With regard to the role of innovation, as you are aware, there have been numerous attempts to codify how you actually move it forward successfully over the decades. Unfortunately the parameters around which it's done at any one time always move. The global economic situation and the local challenges are always changing.
Specifically on the commercial side, where I see a lot more of NRC's work going is that a lot of that innovation is actually happening in the companies themselves—with the people on the shop floor, if you like. I know NRCan is also involved in this sort of thing. A lot happens in universities, and it's about how you bridge the difference between academic research and innovation by the companies. That's where NRCan and NRC come in, with our particular roles in particular sectors.
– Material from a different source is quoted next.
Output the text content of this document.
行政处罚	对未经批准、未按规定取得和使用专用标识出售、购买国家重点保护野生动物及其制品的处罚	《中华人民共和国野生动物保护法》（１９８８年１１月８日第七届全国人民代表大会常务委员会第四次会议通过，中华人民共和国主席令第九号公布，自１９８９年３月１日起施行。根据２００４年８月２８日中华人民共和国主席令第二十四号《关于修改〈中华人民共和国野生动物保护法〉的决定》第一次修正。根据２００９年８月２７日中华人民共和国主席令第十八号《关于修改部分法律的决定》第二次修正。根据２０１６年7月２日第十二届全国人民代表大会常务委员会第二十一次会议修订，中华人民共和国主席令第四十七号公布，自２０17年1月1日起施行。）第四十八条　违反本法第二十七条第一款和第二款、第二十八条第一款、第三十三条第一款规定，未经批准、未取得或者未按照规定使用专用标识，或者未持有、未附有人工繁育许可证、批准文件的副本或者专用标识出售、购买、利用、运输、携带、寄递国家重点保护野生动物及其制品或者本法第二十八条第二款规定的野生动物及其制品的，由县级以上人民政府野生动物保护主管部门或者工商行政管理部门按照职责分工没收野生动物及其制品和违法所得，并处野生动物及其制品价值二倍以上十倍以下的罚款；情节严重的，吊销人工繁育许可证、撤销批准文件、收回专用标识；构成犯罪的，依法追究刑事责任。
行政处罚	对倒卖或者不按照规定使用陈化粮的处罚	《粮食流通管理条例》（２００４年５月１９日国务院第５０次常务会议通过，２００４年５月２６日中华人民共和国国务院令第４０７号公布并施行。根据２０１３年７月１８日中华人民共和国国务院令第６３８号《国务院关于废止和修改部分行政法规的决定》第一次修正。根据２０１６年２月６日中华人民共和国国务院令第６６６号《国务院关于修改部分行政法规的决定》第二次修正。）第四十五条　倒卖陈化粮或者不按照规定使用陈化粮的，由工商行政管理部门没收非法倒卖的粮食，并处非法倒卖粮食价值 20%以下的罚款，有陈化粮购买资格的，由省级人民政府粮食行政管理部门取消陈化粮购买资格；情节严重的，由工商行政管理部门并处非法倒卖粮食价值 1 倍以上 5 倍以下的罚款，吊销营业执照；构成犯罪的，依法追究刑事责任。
For me it's about how you bring those companies in earlier to connect with those ideas. If there's an idea in academia, how do you actually bring the companies in pretty much on day one and tell them that you have something that might be of interest to them—not tomorrow, but maybe five, 10, or 15 years down the road—while at the same time they're training their future employees?
That way they take ownership of it. They can see it and nurture it. They can advise where appropriate, as opposed to having me say, “I do this great work in my lab, and it's wonderful. It's the best kept secret I've ever had; here's the report, and I'm going to make you really happy, but I'm not quite sure how”.
We have to get away from just giving them the report and instead actually bring them in earlier.
Some of that is the “skin in the game”. Is it money? Is it just their time? Time is money to these people, so we need to bring them into the discussion earlier and have them sit on advisory committees and boards and that sort of thing.
The other challenge that Geoff and I were talking about just last week is investments. That challenge comes back to the earlier question on demonstration. Having a demonstration just for the sake of a demonstration is good, but it has to go beyond that. How do we transfer that knowledge to the broader community? How do we make sure that the learning from that activity is not just a report and that people are involved and that we can actually transfer the demonstration knowledge that's been built up to the translators?
Most of it's actually not in the report. It's the journey that you've gone on, hence the road map type of activities. How do you take that to the broader innovative communities and those companies that you know are desperate for innovation? There are a lot of them out there, as opposed to people who are just what I would call parasitic, the followers rather than the leaders. How do we nurture those followers more effectively?
I think there is a role, and I think the government labs are pretty much on that journey to help capture that value we put in through R and D investment.